Fraser nodded at him, gravely formal. “Ye were a worthy foe, Major; I wouldna forget you.”

John Grey laughed bitterly. Oddly enough, he felt less upset than he had thought he would, at having the shameful memory so explicitly recalled.

“If you found a sixteen-year-old shitting himself with fear a worthy foe, Mr. Fraser, then it is little wonder that the Highland army was defeated!”

Fraser smiled faintly.

“A man that doesna shit himself with a pistol held to his head, Major, has either no bowels, or no brains.”

Despite himself, Grey laughed. One edge of Fraser’s mouth turned slightly up.

“Ye wouldna speak to save your own life, but ye would do it to save a lady’s honor. The honor of my own lady,” Fraser said softly. “That doesna seem like cowardice to me.”

The ring of truth was too evident in the Scot’s voice to mistake or ignore.

“I did nothing for your wife,” Grey said, rather bitterly. “She was in no danger, after all!”
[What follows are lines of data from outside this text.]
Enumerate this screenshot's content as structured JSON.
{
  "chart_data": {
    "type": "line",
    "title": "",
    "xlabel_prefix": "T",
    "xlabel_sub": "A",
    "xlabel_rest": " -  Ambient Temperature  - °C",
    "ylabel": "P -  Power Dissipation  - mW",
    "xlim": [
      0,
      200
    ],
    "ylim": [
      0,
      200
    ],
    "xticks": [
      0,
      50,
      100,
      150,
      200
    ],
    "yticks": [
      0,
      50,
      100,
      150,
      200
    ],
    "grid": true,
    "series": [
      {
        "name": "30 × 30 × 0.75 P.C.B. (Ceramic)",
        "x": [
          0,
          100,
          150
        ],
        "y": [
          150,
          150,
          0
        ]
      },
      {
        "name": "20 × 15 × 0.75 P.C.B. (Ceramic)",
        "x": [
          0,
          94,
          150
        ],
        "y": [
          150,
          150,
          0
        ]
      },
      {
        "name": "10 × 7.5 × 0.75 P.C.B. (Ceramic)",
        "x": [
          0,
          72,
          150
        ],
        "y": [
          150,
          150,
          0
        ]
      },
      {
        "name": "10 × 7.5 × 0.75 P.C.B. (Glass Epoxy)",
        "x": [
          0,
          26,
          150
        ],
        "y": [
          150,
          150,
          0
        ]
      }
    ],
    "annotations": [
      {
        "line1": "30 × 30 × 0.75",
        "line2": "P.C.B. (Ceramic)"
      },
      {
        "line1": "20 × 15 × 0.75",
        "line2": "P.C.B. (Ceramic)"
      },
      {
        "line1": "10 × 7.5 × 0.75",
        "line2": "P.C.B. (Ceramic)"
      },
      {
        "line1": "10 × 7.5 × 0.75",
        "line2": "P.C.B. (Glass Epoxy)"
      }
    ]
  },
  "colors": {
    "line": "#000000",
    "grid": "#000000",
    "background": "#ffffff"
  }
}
“Ye didna ken that, aye?” Fraser pointed out. “Ye thought to save her life and virtue, at the risk of your own. Ye did her honor by the notion—and I have thought of it now and again, since I—since I lost her.” The hesitation in Fraser’s voice was slight; only the tightening of the muscles in his throat betrayed his emotion.
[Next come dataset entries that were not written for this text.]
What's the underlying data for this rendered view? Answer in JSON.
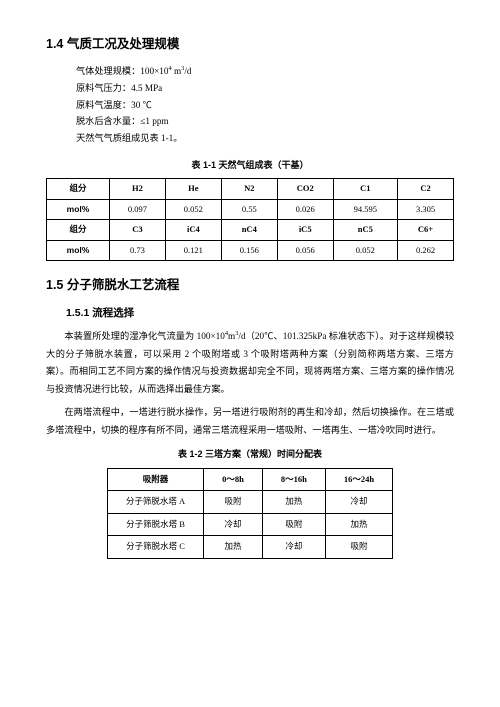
{
  "section_1_4": {
    "heading": "1.4  气质工况及处理规模",
    "specs": {
      "line1_pre": "气体处理规模：100×10",
      "line1_exp": "4",
      "line1_unit_pre": " m",
      "line1_unit_exp": "3",
      "line1_post": "/d",
      "line2": "原料气压力：4.5 MPa",
      "line3": "原料气温度：30 ℃",
      "line4": "脱水后含水量：≤1 ppm",
      "line5": "天然气气质组成见表 1-1。"
    },
    "table_caption": "表 1-1  天然气组成表（干基）",
    "row_labels": {
      "comp": "组分",
      "mol": "mol%"
    },
    "row1": {
      "h1": "H2",
      "h2": "He",
      "h3": "N2",
      "h4": "CO2",
      "h5": "C1",
      "h6": "C2"
    },
    "row1v": {
      "v1": "0.097",
      "v2": "0.052",
      "v3": "0.55",
      "v4": "0.026",
      "v5": "94.595",
      "v6": "3.305"
    },
    "row2": {
      "h1": "C3",
      "h2": "iC4",
      "h3": "nC4",
      "h4": "iC5",
      "h5": "nC5",
      "h6": "C6+"
    },
    "row2v": {
      "v1": "0.73",
      "v2": "0.121",
      "v3": "0.156",
      "v4": "0.056",
      "v5": "0.052",
      "v6": "0.262"
    }
  },
  "section_1_5": {
    "heading": "1.5  分子筛脱水工艺流程",
    "sub_1_5_1": "1.5.1 流程选择",
    "para1_a": "本装置所处理的湿净化气流量为 100×10",
    "para1_exp": "4",
    "para1_unit_pre": "m",
    "para1_unit_exp": "3",
    "para1_b": "/d（20℃、101.325kPa 标准状态下）。对于这样规模较大的分子筛脱水装置，可以采用 2 个吸附塔或 3 个吸附塔两种方案（分别简称两塔方案、三塔方案）。而相同工艺不同方案的操作情况与投资数据却完全不同，现将两塔方案、三塔方案的操作情况与投资情况进行比较，从而选择出最佳方案。",
    "para2": "在两塔流程中，一塔进行脱水操作，另一塔进行吸附剂的再生和冷却，然后切换操作。在三塔或多塔流程中，切换的程序有所不同，通常三塔流程采用一塔吸附、一塔再生、一塔冷吹同时进行。",
    "table2_caption": "表 1-2  三塔方案（常规）时间分配表",
    "table2": {
      "head": {
        "c0": "吸附器",
        "c1": "0～8h",
        "c2": "8～16h",
        "c3": "16～24h"
      },
      "r1": {
        "c0": "分子筛脱水塔 A",
        "c1": "吸附",
        "c2": "加热",
        "c3": "冷却"
      },
      "r2": {
        "c0": "分子筛脱水塔 B",
        "c1": "冷却",
        "c2": "吸附",
        "c3": "加热"
      },
      "r3": {
        "c0": "分子筛脱水塔 C",
        "c1": "加热",
        "c2": "冷却",
        "c3": "吸附"
      }
    }
  }
}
“I see.” Grey breathed deep, and let it out slowly. “I am sorry for your loss,” he added formally.

They were both quiet for a moment, alone with their ghosts. Then Fraser looked up and drew in his breath.
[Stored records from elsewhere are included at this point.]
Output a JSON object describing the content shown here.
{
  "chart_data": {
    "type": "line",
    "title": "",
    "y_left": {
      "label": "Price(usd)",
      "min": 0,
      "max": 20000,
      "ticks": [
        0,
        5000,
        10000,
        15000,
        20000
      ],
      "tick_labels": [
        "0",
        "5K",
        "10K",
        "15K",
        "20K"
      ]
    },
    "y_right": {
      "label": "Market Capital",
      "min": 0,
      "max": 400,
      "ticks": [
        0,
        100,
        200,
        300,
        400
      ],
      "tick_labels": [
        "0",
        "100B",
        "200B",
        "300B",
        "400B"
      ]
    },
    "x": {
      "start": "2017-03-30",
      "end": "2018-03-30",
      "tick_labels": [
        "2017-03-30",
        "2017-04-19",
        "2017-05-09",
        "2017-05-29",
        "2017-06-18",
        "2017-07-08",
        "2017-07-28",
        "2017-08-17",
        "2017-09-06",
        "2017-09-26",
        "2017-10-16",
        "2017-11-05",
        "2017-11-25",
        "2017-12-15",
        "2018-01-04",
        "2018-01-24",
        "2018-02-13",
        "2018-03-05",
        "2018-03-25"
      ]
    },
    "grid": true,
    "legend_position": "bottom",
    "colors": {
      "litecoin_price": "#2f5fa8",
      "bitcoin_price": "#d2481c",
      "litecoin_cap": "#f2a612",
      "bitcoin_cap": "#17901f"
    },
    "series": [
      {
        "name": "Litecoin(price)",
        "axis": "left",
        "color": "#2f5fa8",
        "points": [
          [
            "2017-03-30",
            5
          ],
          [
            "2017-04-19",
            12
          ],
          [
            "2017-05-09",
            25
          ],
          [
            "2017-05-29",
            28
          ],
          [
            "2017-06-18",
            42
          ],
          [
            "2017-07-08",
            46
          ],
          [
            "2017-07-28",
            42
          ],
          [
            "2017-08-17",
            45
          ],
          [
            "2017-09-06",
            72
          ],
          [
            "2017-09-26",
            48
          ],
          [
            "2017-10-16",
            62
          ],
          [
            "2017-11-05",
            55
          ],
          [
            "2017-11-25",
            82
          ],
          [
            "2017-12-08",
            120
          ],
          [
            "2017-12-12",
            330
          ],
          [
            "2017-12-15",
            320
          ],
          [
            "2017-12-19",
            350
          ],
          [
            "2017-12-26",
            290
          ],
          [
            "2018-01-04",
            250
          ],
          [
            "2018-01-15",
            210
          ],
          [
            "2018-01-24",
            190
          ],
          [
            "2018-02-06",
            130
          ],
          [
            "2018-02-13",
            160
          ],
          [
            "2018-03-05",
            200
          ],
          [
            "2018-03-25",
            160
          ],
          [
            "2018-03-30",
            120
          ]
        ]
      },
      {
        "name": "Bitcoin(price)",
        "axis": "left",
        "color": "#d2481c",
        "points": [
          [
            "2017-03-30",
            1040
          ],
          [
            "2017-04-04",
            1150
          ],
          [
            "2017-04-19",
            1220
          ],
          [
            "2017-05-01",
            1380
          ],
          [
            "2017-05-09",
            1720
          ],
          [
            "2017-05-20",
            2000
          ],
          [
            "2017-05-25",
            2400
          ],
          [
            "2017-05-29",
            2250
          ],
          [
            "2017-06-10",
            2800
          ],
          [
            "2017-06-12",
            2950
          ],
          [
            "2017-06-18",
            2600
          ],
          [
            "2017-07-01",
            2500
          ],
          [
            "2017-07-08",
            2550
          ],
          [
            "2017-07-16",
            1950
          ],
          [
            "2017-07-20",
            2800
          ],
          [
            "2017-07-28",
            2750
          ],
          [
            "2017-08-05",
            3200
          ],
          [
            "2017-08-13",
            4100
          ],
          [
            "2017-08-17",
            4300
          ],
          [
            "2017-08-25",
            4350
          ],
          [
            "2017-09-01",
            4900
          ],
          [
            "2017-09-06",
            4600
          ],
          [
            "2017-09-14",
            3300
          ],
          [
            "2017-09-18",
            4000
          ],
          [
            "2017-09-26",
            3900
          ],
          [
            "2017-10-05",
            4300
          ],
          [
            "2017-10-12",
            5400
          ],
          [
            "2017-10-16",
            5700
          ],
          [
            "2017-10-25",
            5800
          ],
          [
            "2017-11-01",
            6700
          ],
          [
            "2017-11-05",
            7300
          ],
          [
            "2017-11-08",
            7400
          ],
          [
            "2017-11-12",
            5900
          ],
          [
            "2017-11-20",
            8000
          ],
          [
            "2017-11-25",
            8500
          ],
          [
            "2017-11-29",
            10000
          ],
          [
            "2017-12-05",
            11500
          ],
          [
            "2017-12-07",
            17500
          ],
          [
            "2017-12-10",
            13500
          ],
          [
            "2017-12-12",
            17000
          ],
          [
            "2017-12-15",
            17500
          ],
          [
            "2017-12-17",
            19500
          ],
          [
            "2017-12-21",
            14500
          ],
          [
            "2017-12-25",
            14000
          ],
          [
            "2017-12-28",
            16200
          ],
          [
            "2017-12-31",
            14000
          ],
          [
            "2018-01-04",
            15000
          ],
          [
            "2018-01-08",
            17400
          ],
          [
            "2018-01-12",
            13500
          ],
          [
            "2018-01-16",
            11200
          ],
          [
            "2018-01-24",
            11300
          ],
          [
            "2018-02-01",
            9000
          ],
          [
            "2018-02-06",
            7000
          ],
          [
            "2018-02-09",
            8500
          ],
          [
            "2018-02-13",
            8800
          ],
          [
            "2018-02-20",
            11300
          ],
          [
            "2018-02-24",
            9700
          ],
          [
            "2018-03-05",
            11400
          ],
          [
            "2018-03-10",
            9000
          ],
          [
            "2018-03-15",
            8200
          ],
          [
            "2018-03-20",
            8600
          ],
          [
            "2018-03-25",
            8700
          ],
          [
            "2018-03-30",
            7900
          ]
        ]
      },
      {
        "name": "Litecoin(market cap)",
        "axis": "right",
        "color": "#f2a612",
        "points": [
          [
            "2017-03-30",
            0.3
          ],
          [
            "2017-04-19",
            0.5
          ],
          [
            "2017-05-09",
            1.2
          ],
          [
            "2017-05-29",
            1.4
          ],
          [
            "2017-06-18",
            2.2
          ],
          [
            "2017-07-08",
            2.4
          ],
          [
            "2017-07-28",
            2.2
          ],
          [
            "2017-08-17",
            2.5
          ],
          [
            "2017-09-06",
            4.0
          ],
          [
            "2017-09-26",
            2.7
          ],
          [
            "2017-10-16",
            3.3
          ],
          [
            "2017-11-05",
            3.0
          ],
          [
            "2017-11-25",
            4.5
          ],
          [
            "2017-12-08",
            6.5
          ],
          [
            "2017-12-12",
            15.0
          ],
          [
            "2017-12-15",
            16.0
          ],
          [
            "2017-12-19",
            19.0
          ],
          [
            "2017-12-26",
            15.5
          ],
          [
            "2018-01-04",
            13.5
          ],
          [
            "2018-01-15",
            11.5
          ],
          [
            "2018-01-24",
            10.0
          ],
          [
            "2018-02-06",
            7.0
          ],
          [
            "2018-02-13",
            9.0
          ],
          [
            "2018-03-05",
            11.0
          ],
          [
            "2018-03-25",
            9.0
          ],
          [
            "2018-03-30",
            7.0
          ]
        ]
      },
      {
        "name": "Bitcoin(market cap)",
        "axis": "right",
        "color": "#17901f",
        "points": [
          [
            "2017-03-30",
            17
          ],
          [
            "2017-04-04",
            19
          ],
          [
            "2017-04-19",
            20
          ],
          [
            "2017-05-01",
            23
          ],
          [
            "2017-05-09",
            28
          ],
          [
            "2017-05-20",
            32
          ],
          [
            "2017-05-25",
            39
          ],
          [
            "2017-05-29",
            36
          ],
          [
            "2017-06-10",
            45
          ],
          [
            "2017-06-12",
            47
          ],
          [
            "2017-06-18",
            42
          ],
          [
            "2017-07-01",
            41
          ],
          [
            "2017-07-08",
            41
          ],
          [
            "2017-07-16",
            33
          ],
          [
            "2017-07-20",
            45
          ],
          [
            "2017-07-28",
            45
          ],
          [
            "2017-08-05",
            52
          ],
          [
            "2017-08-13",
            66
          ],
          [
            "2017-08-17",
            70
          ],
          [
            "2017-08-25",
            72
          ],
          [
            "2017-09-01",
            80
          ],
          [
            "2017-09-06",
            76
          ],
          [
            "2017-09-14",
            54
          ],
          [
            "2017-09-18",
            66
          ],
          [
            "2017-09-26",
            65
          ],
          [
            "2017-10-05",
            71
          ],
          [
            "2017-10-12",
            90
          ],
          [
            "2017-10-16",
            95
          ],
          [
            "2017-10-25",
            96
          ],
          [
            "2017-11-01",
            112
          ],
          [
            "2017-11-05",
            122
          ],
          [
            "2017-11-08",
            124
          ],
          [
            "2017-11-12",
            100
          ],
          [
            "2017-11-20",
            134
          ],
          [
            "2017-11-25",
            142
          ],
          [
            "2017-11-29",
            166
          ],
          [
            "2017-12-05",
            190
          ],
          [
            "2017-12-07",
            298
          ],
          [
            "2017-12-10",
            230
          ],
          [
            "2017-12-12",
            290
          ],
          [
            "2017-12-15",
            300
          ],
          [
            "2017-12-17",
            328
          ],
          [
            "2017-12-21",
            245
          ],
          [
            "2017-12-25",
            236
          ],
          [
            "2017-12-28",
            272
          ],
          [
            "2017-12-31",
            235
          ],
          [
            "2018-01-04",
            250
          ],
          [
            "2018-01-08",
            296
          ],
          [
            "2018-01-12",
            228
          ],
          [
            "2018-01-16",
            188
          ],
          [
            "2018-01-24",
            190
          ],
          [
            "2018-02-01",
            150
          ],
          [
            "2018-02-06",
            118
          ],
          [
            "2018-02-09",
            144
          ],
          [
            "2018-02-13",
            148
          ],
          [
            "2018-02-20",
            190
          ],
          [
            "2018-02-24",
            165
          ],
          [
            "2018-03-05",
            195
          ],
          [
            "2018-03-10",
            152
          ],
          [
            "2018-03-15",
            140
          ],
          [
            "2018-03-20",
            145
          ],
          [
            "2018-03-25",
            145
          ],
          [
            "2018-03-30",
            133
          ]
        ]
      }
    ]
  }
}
“Your brother was right, Major,” he said. “I thank ye, and I’ll bid ye good e’en.” He rose, set down his cup and left the room.

* * *

It reminded him in some ways of his years in the cave, with his visits to the house, those oases of life and warmth in the desert of solitude. Here, it was the reverse, going from the crowded, cold squalor of the cells up to the Major’s glowing suite, able for a few hours to stretch both mind and body, to relax in warmth and conversation and the abundance of food.

It gave him the same odd sense of dislocation, though; that sense of losing some valuable part of himself that could not survive the passage back to daily life. Each time, the passage became more difficult.

He stood in the drafty passageway, waiting for the turnkey to unlock the cell door. The sounds of sleeping men buzzed in his ears and the smell of them wafted out as the door opened, pungent as a fart.

He filled his lungs with a quick deep breath, and ducked his head to enter.

There was a stir among the bodies on the floor as he stepped into the room, his shadow falling black across the prone and bundled shapes. The door swung closed behind him, leaving the cell in darkness, but there was a ripple of awareness through the room, as men stirred awake to his coming.

“You’re back late, Mac Dubh,” said Murdo Lindsay, voice rusty with sleep. “Ye’ll be sair tuckered tomorrow.”

“I’ll manage, Murdo,” he whispered, stepping over bodies. He pulled off his coat and laid it carefully over the bench, then took up the rough blanket and sought his space on the floor, his long shadow flickering across the moon-barred window.

Ronnie Sinclair turned over as Mac Dubh lay down beside him. He blinked sleepily, sandy lashes nearly invisible in the moonlight.

“Did Wee Goldie feed ye decent, Mac Dubh?”

“He did, Ronnie, thank ye.” He shifted on the stones, seeking a comfortable position.

“Ye’ll tell us about it tomorrow?” The prisoners took an odd pleasure in hearing what he had been served for dinner, taking it as an honor that their chief should be well fed.

“Aye, I will, Ronnie,” Mac Dubh promised. “But I must sleep now, aye?”

“Sleep well, Mac Dubh,” came a whisper from the corner where Hayes was rolled up, curled like a set of teaspoons with MacLeod, Innes, and Keith, who all liked to sleep warm.

“Sweet dreams, Gavin,” Mac Dubh whispered back, and little by little, the cell settled back into silence.